When it comes to building brands, the financial industry might be falling behind the pack.

According to a recent ranking by MBLM, a New York City-based marketing strategist, financial firms are below average when it comes to creating and maintaining intimate brand relationships.

“It’s one thing for financial firms to say they have a relationship focus, but it’s another thing to have the means and operation in place to deliver those relationships,” says Rina Plapler, a partner at MBLM. “On the consumer side, there’s a real frustration with the industry when it comes to the complexity of the business, the overly detailed regulations and some of the negative headlines in recent years.”

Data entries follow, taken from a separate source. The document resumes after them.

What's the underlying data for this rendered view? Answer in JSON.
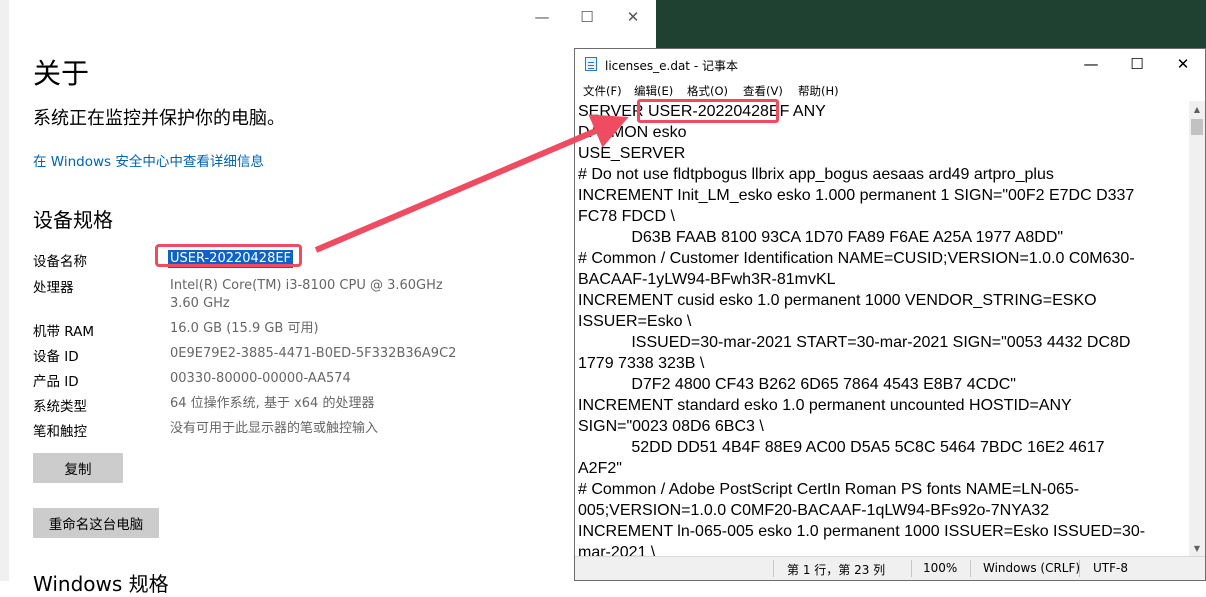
{
  "settings": {
    "title": "关于",
    "subtitle": "系统正在监控并保护你的电脑。",
    "security_link": "在 Windows 安全中心中查看详细信息",
    "spec_heading": "设备规格",
    "specs": [
      {
        "label": "设备名称",
        "value": "USER-20220428EF"
      },
      {
        "label": "处理器",
        "value": "Intel(R) Core(TM) i3-8100 CPU @ 3.60GHz   3.60 GHz"
      },
      {
        "label": "机带 RAM",
        "value": "16.0 GB (15.9 GB 可用)"
      },
      {
        "label": "设备 ID",
        "value": "0E9E79E2-3885-4471-B0ED-5F332B36A9C2"
      },
      {
        "label": "产品 ID",
        "value": "00330-80000-00000-AA574"
      },
      {
        "label": "系统类型",
        "value": "64 位操作系统, 基于 x64 的处理器"
      },
      {
        "label": "笔和触控",
        "value": "没有可用于此显示器的笔或触控输入"
      }
    ],
    "copy_button": "复制",
    "rename_button": "重命名这台电脑",
    "windows_spec_heading": "Windows 规格",
    "controls": {
      "minimize": "—",
      "maximize": "☐",
      "close": "✕"
    }
  },
  "notepad": {
    "title": "licenses_e.dat - 记事本",
    "controls": {
      "minimize": "—",
      "maximize": "☐",
      "close": "✕"
    },
    "menus": [
      "文件(F)",
      "编辑(E)",
      "格式(O)",
      "查看(V)",
      "帮助(H)"
    ],
    "lines": [
      "SERVER USER-20220428EF ANY",
      "DAEMON esko",
      "USE_SERVER",
      "# Do not use fldtpbogus llbrix app_bogus aesaas ard49 artpro_plus",
      "INCREMENT Init_LM_esko esko 1.000 permanent 1 SIGN=\"00F2 E7DC D337",
      "FC78 FDCD \\",
      "            D63B FAAB 8100 93CA 1D70 FA89 F6AE A25A 1977 A8DD\"",
      "# Common / Customer Identification NAME=CUSID;VERSION=1.0.0 C0M630-",
      "BACAAF-1yLW94-BFwh3R-81mvKL",
      "INCREMENT cusid esko 1.0 permanent 1000 VENDOR_STRING=ESKO",
      "ISSUER=Esko \\",
      "            ISSUED=30-mar-2021 START=30-mar-2021 SIGN=\"0053 4432 DC8D",
      "1779 7338 323B \\",
      "            D7F2 4800 CF43 B262 6D65 7864 4543 E8B7 4CDC\"",
      "INCREMENT standard esko 1.0 permanent uncounted HOSTID=ANY",
      "SIGN=\"0023 08D6 6BC3 \\",
      "            52DD DD51 4B4F 88E9 AC00 D5A5 5C8C 5464 7BDC 16E2 4617",
      "A2F2\"",
      "# Common / Adobe PostScript CertIn Roman PS fonts NAME=LN-065-",
      "005;VERSION=1.0.0 C0MF20-BACAAF-1qLW94-BFs92o-7NYA32",
      "INCREMENT ln-065-005 esko 1.0 permanent 1000 ISSUER=Esko ISSUED=30-",
      "mar-2021 \\"
    ],
    "status": {
      "position": "第 1 行，第 23 列",
      "zoom": "100%",
      "line_ending": "Windows (CRLF)",
      "encoding": "UTF-8"
    }
  },
  "annotation": {
    "highlight_color": "#ef4b61"
  }
}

MBLM defines brand intimacy as the relationship between consumers and a brand that transcends usage, purchase and loyalty. The company believes that brand intimacy creates enhanced business performance.

“What we’ve found is that the more intimate a customer is with a brand the more they are profitable to that brand,” says Plapler. “Building intimate bonds is the strongest way that brands can defend against losing customers and ensuring as much good will as possible towards individual firms.”

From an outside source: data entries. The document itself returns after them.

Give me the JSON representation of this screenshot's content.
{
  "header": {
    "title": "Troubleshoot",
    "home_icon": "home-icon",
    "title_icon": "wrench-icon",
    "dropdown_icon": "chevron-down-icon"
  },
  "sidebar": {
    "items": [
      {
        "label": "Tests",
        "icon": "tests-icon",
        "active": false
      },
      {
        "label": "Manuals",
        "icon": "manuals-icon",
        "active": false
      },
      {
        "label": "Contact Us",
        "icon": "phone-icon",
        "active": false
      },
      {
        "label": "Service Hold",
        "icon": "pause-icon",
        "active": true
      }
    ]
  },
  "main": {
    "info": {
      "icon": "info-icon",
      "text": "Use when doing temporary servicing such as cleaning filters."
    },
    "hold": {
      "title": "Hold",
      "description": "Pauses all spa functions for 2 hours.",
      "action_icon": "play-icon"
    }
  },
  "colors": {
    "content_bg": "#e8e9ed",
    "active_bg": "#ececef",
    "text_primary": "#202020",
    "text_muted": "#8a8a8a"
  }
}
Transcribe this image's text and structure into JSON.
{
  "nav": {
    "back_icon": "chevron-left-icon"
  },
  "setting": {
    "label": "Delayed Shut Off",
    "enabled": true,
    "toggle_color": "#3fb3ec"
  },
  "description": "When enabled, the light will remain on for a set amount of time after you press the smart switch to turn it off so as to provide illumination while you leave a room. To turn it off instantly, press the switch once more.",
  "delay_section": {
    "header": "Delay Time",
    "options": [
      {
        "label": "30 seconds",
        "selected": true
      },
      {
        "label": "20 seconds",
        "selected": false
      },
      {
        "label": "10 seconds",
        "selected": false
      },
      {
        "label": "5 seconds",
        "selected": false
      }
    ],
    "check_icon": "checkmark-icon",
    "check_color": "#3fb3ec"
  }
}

So as financial firms move from viewing their business in terms of transactions to client relationships, brand intimacy may express the strength of those relationships. But financial firms face an up-hill battle, Plapler says.

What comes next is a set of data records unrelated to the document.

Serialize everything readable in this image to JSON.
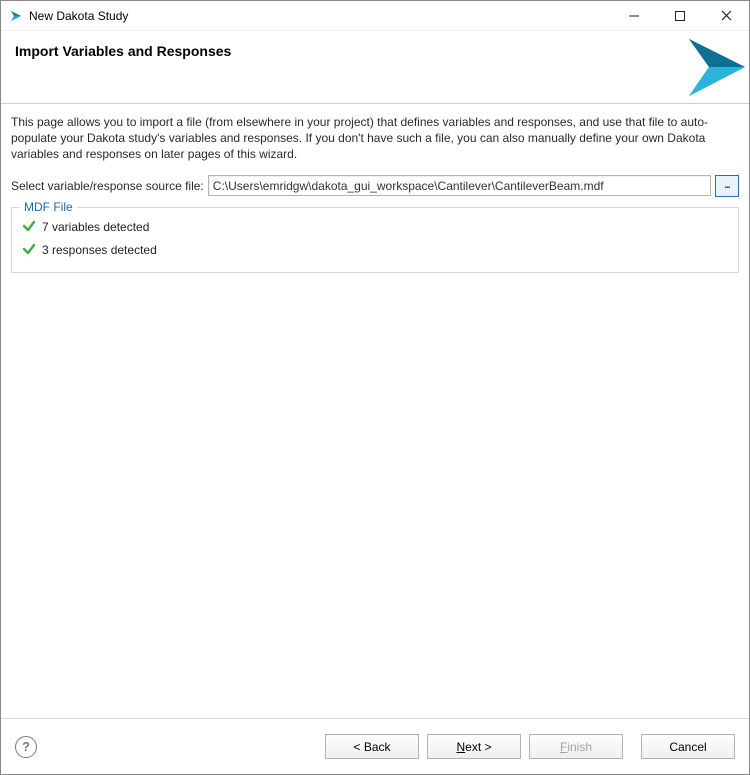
{
  "window": {
    "title": "New Dakota Study"
  },
  "header": {
    "title": "Import Variables and Responses"
  },
  "description": "This page allows you to import a file (from elsewhere in your project) that defines variables and responses, and use that file to auto-populate your Dakota study's variables and responses.  If you don't have such a file, you can also manually define your own Dakota variables and responses on later pages of this wizard.",
  "file_selector": {
    "label": "Select variable/response source file:",
    "value": "C:\\Users\\emridgw\\dakota_gui_workspace\\Cantilever\\CantileverBeam.mdf",
    "browse_label": "..."
  },
  "mdf_group": {
    "legend": "MDF File",
    "items": [
      "7 variables detected",
      "3 responses detected"
    ]
  },
  "buttons": {
    "back": "< Back",
    "next_prefix": "N",
    "next_suffix": "ext >",
    "finish_prefix": "F",
    "finish_suffix": "inish",
    "cancel": "Cancel"
  }
}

“This is a category that has more at stake than a consumer beverages brand or a social media brand,” Plapler says. “Because finances are involved in every level of a consumer’s life, the expectations are higher and the frustration increases more easily.”

According to MBLM’s analysis, PayPal was the most successful in creating brand intimacy.

Plapler says that PayPal stands out as both linked with new technology, but mature enough to be both familiar and trusted.

“PayPal is a fundamentally different kind of financial services firm, because it’s so rooted in e-commerce, people have more loyalty to it,” Plapler says. “PayPal also uses digital communications and humor in its messaging. I get e-mails from PayPal quite frequently that have an almost sarcastic tone to them. Since they’re not a traditional bank, they have more permission to be distinct.”